Cette initiative fait suite au meeting de Laurent Gbagbo, le 14 juillet, à Bonoua (sud-est), le fief de son ex-femme Simone Ehivet Gbagbo. Dans son discours, l’ancien chef de l’Etat avait lancé « un appel à toutes les forces politiques, à tous ceux qui, comme nous, pensent que ce gouvernement ne doit plus être là ». « J’ouvre mes bras, a-t-il ajouté, et j’appelle mes collaborateurs à accepter de discuter avec tous ceux qui veulent nous rejoindre dans ce combat. » Une ambition jugée irréalisable par le porte-parole du RHDP, Kobenan Kouassi Adjoumani, qui avait ironisé quelques jours plus tard sur l’absence de Simone Ehivet Gbagbo au meeting. « A cette rencontre, on n’a pas vu Mme Gbagbo. Il ferait mieux d’unir d’abord sa famille. »
Contre toute attente, le premier à répondre favorablement à Laurent Gbagbo a été Guillaume Soro, son ex-premier ministre, mais surtout ancien chef de la rébellion en exil depuis 2019. « Nous nous déclarons prêts, a annoncé Guillaume Soro le 9 août dans un communiqué, à engager des discussions pour définir les modalités d’une collaboration sincère avec le PPA-CI ainsi qu’avec toutes les forces politiques de l’opposition qui jugent nécessaire de rétablir la pleine éligibilité de nos leaders et concourir à l’obtention d’élections transparentes et libres. »
« Nécessité fait loi »
Car un point rapproche le PPA-CI de Générations et peuples solidaires (GPS), la formation de Guillaume Soro : l’inéligibilité de leur chef de file respectif, tous deux radiés des listes électorales après des condamnations judiciaires. « Nécessité fait loi, justifie Moussa Touré, responsable de la communication de GPS. Les autres leaders n’ont pas ce handicap. Il était donc évident que nous nous associions avec le PPA-CI pour mener ce combat particulier, dans le vaste ensemble des forces de l’opposition qui se battra pour obtenir la transparence, l’équité et l’inclusivité pour la présidentielle de 2025. »
Les contours de ce « vaste ensemble » ont commencé à être esquissés le 9 août, lorsque onze partis d’opposition, parmi lesquels figuraient le PPA-CI et GPS, mais aussi le Parti démocratique de Côte d’Ivoire (PDCI), dirigé par Tidjane Thiam, le Congrès panafricain pour la justice et l’égalité des peuples (Cojep), dirigé par Charles Blé Goudé, et le Mouvement des générations capables (MGC), dirigé par Simone Ehivet Gbagbo, ainsi que deux organisations de la société civile, ont donné un point de presse commun au siège du PDCI, à Cocody. Un rassemblement inédit, destiné à réclamer d’une même voix des réformes du système électoral et un dialogue politique inclusif avant la prochaine échéance présidentielle.
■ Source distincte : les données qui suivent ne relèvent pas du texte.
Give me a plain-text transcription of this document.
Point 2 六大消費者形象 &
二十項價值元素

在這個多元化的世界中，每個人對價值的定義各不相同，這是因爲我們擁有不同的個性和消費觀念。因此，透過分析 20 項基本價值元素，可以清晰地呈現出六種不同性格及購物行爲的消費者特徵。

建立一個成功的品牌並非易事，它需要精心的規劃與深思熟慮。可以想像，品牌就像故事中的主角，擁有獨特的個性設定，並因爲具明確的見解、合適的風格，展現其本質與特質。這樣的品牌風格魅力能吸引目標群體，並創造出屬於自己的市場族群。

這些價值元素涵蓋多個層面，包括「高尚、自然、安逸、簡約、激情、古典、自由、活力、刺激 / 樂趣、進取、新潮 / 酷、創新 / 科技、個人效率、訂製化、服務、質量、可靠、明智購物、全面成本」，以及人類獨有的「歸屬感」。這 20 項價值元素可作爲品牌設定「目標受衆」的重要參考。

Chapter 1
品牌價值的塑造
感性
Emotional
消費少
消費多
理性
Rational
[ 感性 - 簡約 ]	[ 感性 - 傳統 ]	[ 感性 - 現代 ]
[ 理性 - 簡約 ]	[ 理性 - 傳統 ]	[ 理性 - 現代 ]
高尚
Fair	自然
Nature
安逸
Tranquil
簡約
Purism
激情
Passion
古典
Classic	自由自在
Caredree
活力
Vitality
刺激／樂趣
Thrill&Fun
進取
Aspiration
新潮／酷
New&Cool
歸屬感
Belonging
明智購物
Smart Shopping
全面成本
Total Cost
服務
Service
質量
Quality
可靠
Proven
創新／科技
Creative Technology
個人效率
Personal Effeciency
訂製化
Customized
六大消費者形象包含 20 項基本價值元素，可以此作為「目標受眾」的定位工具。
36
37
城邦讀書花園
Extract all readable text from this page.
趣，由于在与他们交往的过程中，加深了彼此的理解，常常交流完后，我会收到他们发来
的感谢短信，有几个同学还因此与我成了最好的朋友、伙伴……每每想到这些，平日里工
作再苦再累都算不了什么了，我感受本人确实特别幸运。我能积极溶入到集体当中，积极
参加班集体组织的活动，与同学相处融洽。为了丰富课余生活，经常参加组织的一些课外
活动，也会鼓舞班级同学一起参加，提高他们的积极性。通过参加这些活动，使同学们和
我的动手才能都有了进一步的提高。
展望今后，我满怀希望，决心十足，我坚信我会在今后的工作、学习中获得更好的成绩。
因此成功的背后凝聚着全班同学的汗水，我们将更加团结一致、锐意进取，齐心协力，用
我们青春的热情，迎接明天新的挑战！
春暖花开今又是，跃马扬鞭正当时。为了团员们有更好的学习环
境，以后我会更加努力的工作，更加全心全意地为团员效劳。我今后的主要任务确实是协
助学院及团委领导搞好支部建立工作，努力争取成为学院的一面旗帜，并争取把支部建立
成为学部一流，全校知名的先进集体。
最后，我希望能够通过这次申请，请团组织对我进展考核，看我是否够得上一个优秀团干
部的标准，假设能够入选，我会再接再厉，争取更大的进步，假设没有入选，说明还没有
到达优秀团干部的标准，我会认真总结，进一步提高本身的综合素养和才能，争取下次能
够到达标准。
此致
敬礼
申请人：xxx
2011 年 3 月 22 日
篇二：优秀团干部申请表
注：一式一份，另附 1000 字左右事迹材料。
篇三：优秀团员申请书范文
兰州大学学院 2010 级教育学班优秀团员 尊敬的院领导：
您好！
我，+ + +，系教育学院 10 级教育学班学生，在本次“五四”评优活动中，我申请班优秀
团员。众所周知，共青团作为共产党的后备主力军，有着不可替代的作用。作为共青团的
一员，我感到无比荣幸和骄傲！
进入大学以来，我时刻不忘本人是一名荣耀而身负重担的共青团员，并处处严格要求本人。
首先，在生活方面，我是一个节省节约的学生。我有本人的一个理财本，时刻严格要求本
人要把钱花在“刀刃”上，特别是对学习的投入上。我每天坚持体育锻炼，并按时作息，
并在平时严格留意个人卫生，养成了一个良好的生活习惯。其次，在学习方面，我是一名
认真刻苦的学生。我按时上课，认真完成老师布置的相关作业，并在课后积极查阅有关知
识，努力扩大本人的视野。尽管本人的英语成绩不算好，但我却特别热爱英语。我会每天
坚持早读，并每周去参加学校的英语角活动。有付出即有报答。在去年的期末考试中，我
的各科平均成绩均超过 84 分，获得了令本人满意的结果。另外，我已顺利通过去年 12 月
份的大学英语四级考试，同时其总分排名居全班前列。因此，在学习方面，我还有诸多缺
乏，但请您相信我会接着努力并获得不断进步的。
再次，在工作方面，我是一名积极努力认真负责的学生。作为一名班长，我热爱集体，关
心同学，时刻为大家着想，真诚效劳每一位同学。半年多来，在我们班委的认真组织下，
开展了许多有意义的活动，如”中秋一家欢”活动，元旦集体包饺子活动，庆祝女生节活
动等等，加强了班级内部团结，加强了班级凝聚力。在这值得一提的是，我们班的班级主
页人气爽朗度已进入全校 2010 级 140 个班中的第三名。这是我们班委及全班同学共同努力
Et c’est par la voix de Simone Ehivet Gbagbo que cet ensemble disparate de partis et d’organisations a choisi d’exprimer ses doléances. Après une brève introduction du vice-président du PDCI, Georges-Philippe Ezaley, qui a estimé que le parti hôte « ne pouvait être absent au Rassemblement de partis politiques ivoiriens et de la société civile, quels que soient nos différents bords politiques », l’ex-première dame a lu la déclaration commune du collectif nouveau-né, qui s’est donné deux objectifs : « afficher ensemble notre volonté commune de construire un groupement uni et solide » et « affirmer notre désaccord relatif au processus électoral tel qu’engagé actuellement ».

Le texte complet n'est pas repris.